The proposed Mountain Valley Pipeline (MVP) project is a natural gas pipeline that would span approximately 303 miles from the north of West Virginia to the south of Virginia. In West Virginia, it would pass through eleven counties – Wetzel, Harrison, Doddridge, Lewis, Braxton, Webster, Nicholas, Greenbrier, Fayette, Summers, and Monroe. The following describes the benefits to West Virginia and Harrison County due to construction spending, ad valorem taxes, and direct use of natural gas. Full reports and maps can be downloaded below and for more information, please visit our FAQ's page.
The MVP project developers are expected to spend over $811million on West Virginia-based labor, goods, and services from 2015 to 2018 to support construction of the project. This direct spending would add $594 million in cumulative gross regional product to West Virginia during that period and up to 4,500 jobs in 2017 and 2018 during the peak of construction. With its established manufacturing base, Harrison County could contribute labor and other resources to the construction effort.

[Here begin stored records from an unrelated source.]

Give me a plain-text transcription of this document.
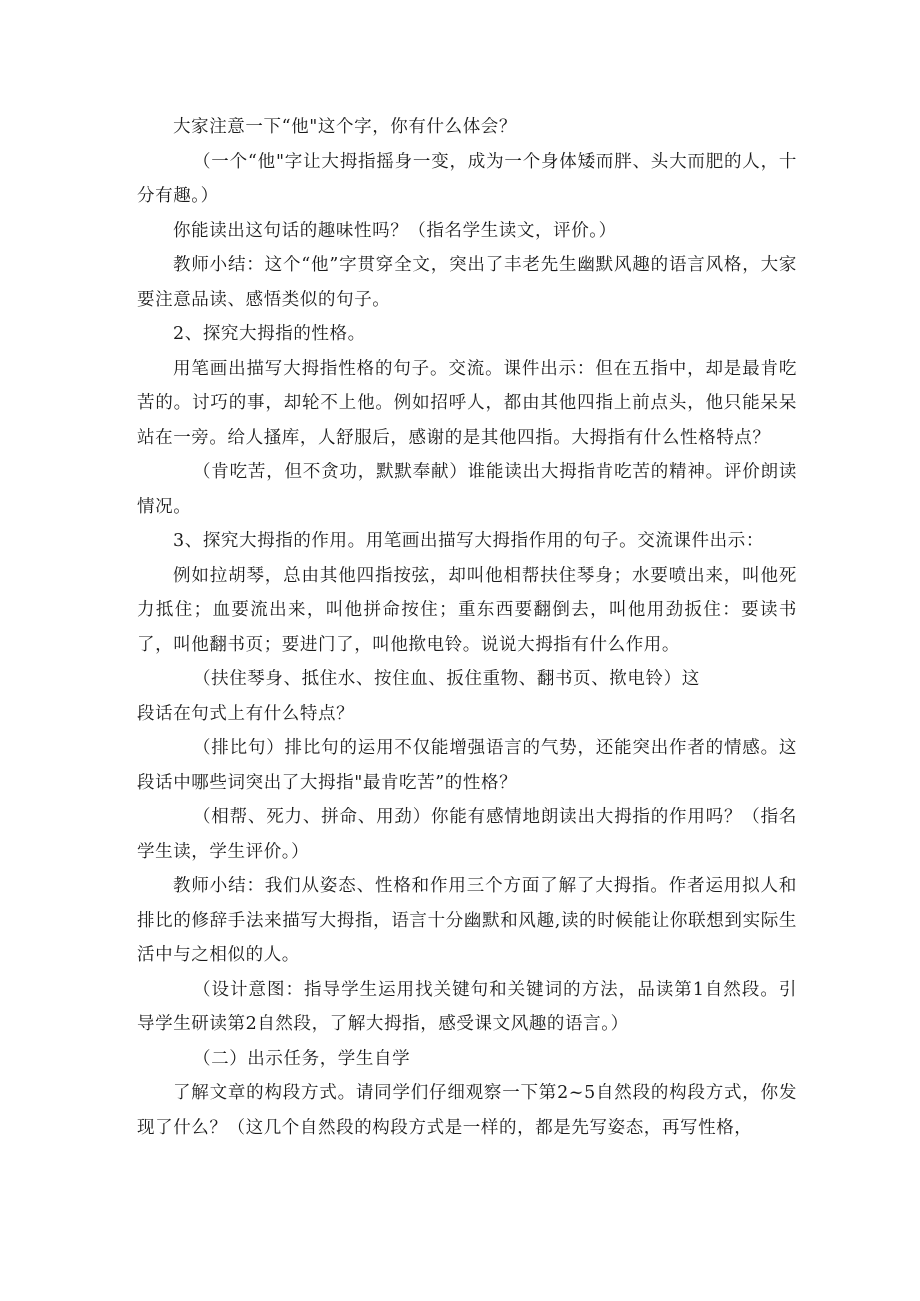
大家注意一下“他"这个字，你有什么体会？

（一个“他"字让大拇指摇身一变，成为一个身体矮而胖、头大而肥的人，十分有趣。）

你能读出这句话的趣味性吗？（指名学生读文，评价。）

教师小结：这个“他”字贯穿全文，突出了丰老先生幽默风趣的语言风格，大家要注意品读、感悟类似的句子。

2、探究大拇指的性格。

用笔画出描写大拇指性格的句子。交流。课件出示：但在五指中，却是最肯吃苦的。讨巧的事，却轮不上他。例如招呼人，都由其他四指上前点头，他只能呆呆站在一旁。给人搔库，人舒服后，感谢的是其他四指。大拇指有什么性格特点？

（肯吃苦，但不贪功，默默奉献）谁能读出大拇指肯吃苦的精神。评价朗读情况。

3、探究大拇指的作用。用笔画出描写大拇指作用的句子。交流课件出示：

例如拉胡琴，总由其他四指按弦，却叫他相帮扶住琴身；水要喷出来，叫他死力抵住；血要流出来，叫他拼命按住；重东西要翻倒去，叫他用劲扳住：要读书了，叫他翻书页；要进门了，叫他揿电铃。说说大拇指有什么作用。

（扶住琴身、抵住水、按住血、扳住重物、翻书页、揿电铃）这

段话在句式上有什么特点？

（排比句）排比句的运用不仅能增强语言的气势，还能突出作者的情感。这段话中哪些词突出了大拇指"最肯吃苦”的性格？

（相帮、死力、拼命、用劲）你能有感情地朗读出大拇指的作用吗？（指名学生读，学生评价。）

教师小结：我们从姿态、性格和作用三个方面了解了大拇指。作者运用拟人和排比的修辞手法来描写大拇指，语言十分幽默和风趣,读的时候能让你联想到实际生活中与之相似的人。

（设计意图：指导学生运用找关键句和关键词的方法，品读第1自然段。引导学生研读第2自然段，了解大拇指，感受课文风趣的语言。）

（二）出示任务，学生自学

了解文章的构段方式。请同学们仔细观察一下第2~5自然段的构段方式，你发现了什么？（这几个自然段的构段方式是一样的，都是先写姿态，再写性格，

Pipeline Operation Benefits
Ongoing operation of the pipeline would support a total of 54 jobs across the state with average annual wages and benefits of $65,000.
Ad Valorem Tax Benefits
The MVP project could generate up to $2.1 million in annual county ad valorem taxes (property taxes) once the pipeline is in service.
While small relative to other sectors in the county, the manufacturing sector plays a significant role in the local economy. It employs around 2,100 people or 6% of the workforce, and employee wages in the sector average $58,000 annually, which is 35% more than the average across all sectors. Major employers include Aurora Flight Services, Bombardier, EuropTec, Graftech, and Pratt & Whitney.
Providing additional supply to county manufacturers via MVP would help ensure reliable access to a low-cost fuel source. Increased supply also would provide opportunities for manufacturing expansions.
Fuel switching in municipal and private vehicle fleets presents a sizable savings opportunity. There are estimated to be approximately 320 school buses, other school vehicles, solid waste disposal trucks, and county vehicles, which if converted from gasoline and diesel, would yield approximately $260,000 in annual savings.